I think this sums it up, really. He has tried, and so have I. I don't think it's his fault that he has struggled to settle. I can see why he thinks the grass is greener, and in many ways, he is right. But I have built my life here now, and so has our dc.

Oliversmumsarmy, you're right, in hindsight we probably should have given it a trial period in the UK and moved when it wasn't working, but I guess we both thought that time would resolve the issue. I don't know what happens if he makes a success of the move. I guess that's the end of the road.

Incognito, I haven't said that I'm unwilling to let him be happy elsewhere. I've told him that he should do whatever he feels that he needs to do.I'm just sad that this is how this have turned out. I'm not asking him to stay and be unhappy. I just don't see that the relationship is sustainable in the longer term if he goes.

His plan is to establish a base in the other country, and then to build up his own business. He then thinks he could come and go more frequently. There is certainly scope to do what he wants to do, in a way that there isn't the same scope here, but I don't know if he can make it a success.

Thank you for all of the posts by the way, they are helping me to clarify my thoughts. I think people are probably right about waiting to see what happens, but deep down, I think I know we have probably reached the end.

OP posts:
Feelingbereft · 17/01/2020 08:04

In some respects I can understand the problem your dh is having and can sympathise.

Yeah, me too. I get where he is coming from, I really do. I just can't see a solution that suits all of us.

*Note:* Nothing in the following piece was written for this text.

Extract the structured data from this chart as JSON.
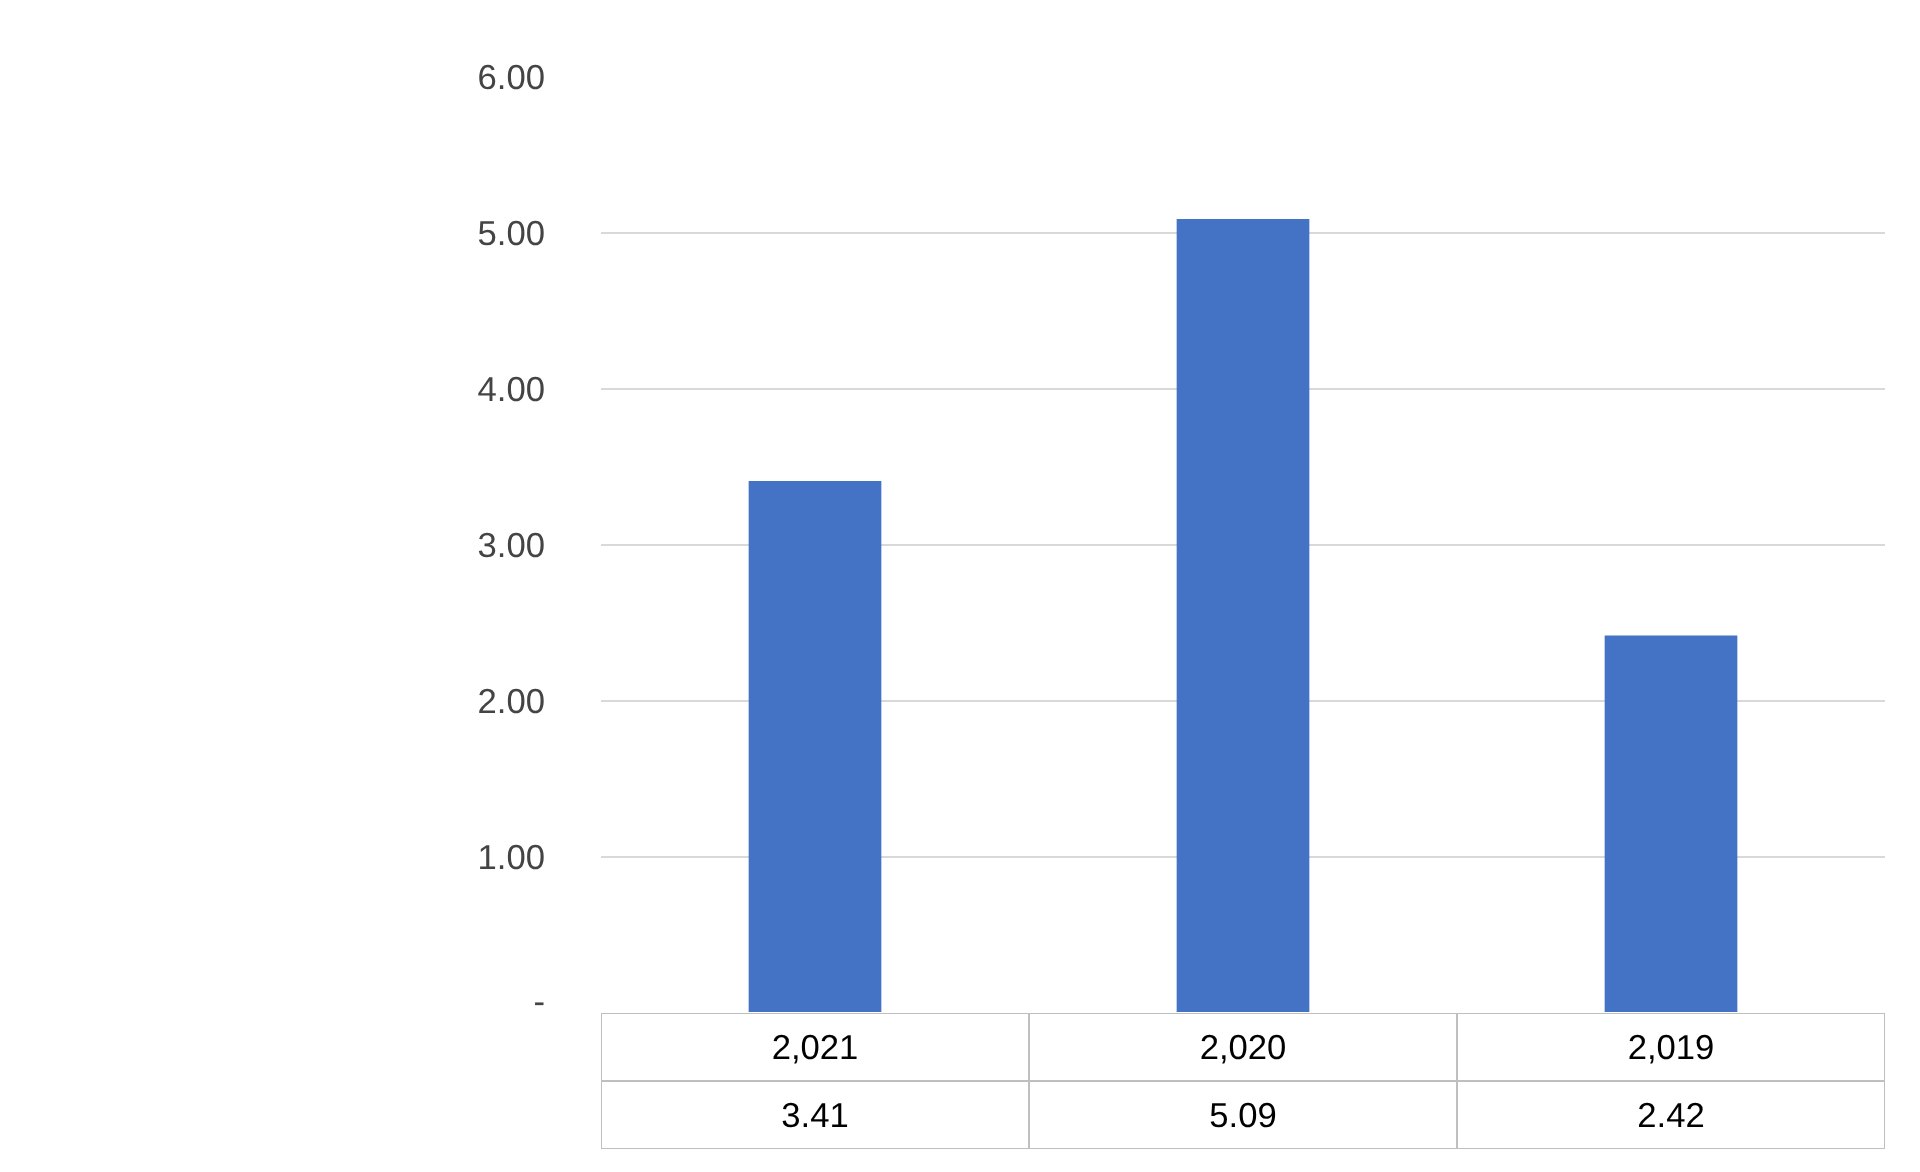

I would be willing to consider a compromise move, especially in a few years after dc has gone to university, but I don't want to move thousands of miles away at this point in my life, and I think he has decided that the future for him isn't in Europe. It doesn't help that he has experienced a fair bit of racism here, especially in the last couple of years. He feels like his face doesn't fit. I hate that he feels like that, but I can't change it.

OP posts:
Feelingbereft · 17/01/2020 08:06

He is not a bad person and he is not making this decision lightly. I know that he cares and wants to do the right thing, but he also wants to be happy and to make something of his life. I can't blame him for that. I want the same for us both.

OP posts:
KellyHall · 17/01/2020 08:13

Everything you said in your opening post is how I felt when my first husband left (though it was for different reasons).

I think it's true that if you love someone, you set them free and that seems to be what your dh needs. Be prepared for dh leaving to be as mentally detrimental on your dc as staying would be on your dh though.

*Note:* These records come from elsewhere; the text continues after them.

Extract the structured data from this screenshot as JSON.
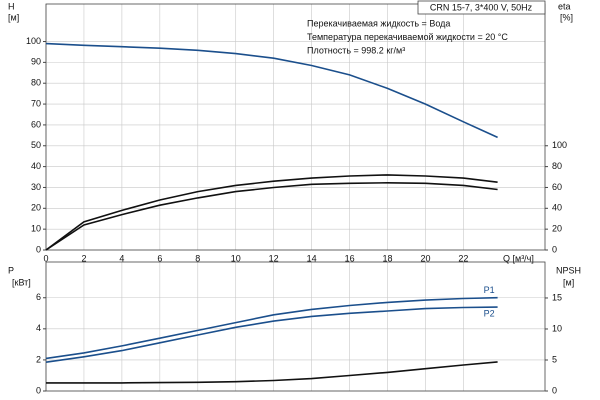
{
  "chart_data": [
    {
      "type": "line",
      "title": "CRN 15-7, 3*400 V, 50Hz",
      "annotations": [
        "Перекачиваемая жидкость = Вода",
        "Температура перекачиваемой жидкости = 20 °C",
        "Плотность = 998.2 кг/м³"
      ],
      "y_label": "H",
      "y_unit": "[м]",
      "y2_label": "eta",
      "y2_unit": "[%]",
      "x_label": "Q [м³/ч]",
      "x": [
        0,
        2,
        4,
        6,
        8,
        10,
        12,
        14,
        16,
        18,
        20,
        22,
        23.8
      ],
      "series": [
        {
          "color": "#1b4f8c",
          "values": [
            99,
            98.2,
            97.5,
            96.8,
            95.8,
            94.2,
            92,
            88.5,
            84,
            77.5,
            70,
            61.5,
            54
          ]
        },
        {
          "color": "#111111",
          "axis": "y2",
          "values": [
            0,
            27,
            38,
            48,
            56,
            62,
            66,
            69,
            71,
            72,
            71,
            69,
            65
          ]
        },
        {
          "color": "#111111",
          "axis": "y2",
          "values": [
            0,
            24,
            34,
            43,
            50,
            56,
            60,
            63,
            64,
            64.5,
            64,
            62,
            58
          ]
        }
      ],
      "xlim": [
        0,
        26.3
      ],
      "ylim": [
        0,
        118
      ],
      "y2lim": [
        0,
        236
      ],
      "xticks": [
        0,
        2,
        4,
        6,
        8,
        10,
        12,
        14,
        16,
        18,
        20,
        22
      ],
      "yticks": [
        0,
        10,
        20,
        30,
        40,
        50,
        60,
        70,
        80,
        90,
        100
      ],
      "y2ticks": [
        0,
        20,
        40,
        60,
        80,
        100
      ],
      "grid": true
    },
    {
      "type": "line",
      "y_label": "P",
      "y_unit": "[кВт]",
      "y2_label": "NPSH",
      "y2_unit": "[м]",
      "x": [
        0,
        2,
        4,
        6,
        8,
        10,
        12,
        14,
        16,
        18,
        20,
        22,
        23.8
      ],
      "series": [
        {
          "name": "P1",
          "color": "#1b4f8c",
          "values": [
            2.1,
            2.45,
            2.9,
            3.4,
            3.9,
            4.4,
            4.9,
            5.25,
            5.5,
            5.7,
            5.85,
            5.95,
            6.0
          ]
        },
        {
          "name": "P2",
          "color": "#1b4f8c",
          "values": [
            1.85,
            2.2,
            2.6,
            3.1,
            3.6,
            4.1,
            4.5,
            4.8,
            5.0,
            5.15,
            5.3,
            5.37,
            5.4
          ]
        },
        {
          "color": "#111111",
          "axis": "y2",
          "values": [
            1.3,
            1.3,
            1.3,
            1.35,
            1.4,
            1.5,
            1.7,
            2.0,
            2.5,
            3.0,
            3.6,
            4.2,
            4.7
          ]
        }
      ],
      "xlim": [
        0,
        26.3
      ],
      "ylim": [
        0,
        8.3
      ],
      "y2lim": [
        0,
        20.8
      ],
      "xticks": [
        0,
        2,
        4,
        6,
        8,
        10,
        12,
        14,
        16,
        18,
        20,
        22
      ],
      "yticks": [
        0,
        2,
        4,
        6
      ],
      "y2ticks": [
        0,
        5,
        10,
        15
      ],
      "grid": true
    }
  ]
}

Good luck, it's going to be really hard but sounds like it'll be the best thing in the end.

mummykauli7 · 17/01/2020 08:18

Everyone seems to be skipping past his depression. It's not as simple as 'oh he liked his life better there' he hS really tried for many years. He has been working, he has been meeting people but depression is a serious issue and I can see how he would have gotten to this place. I can understand that you op don't want to uproot yourself or dc but it really sounds like he needs to go for his own sanity and mental health. It's not a selfish thing to do as he is no good to anyone in the current state that he is in. Let him try. Let him try and find some mental peace again. If you want to stay together in the meantime fine. If you don't that's also fine. But this isn't something that has been decided willy nilly. It sounds like it's been a long time coming.

LIZS · 17/01/2020 08:20

If 15 years have passed is he likely to find work there, the job role and skills set may have evolved, friends may have moved on, economy and towns changed. Have you visited since? He has itchy feet and never settled but going back may simply not be the same or resolve his unhappiness. It seems a big risk for you and dc to uproot too. If he has work lined up could it be a fixed contract, then you all review.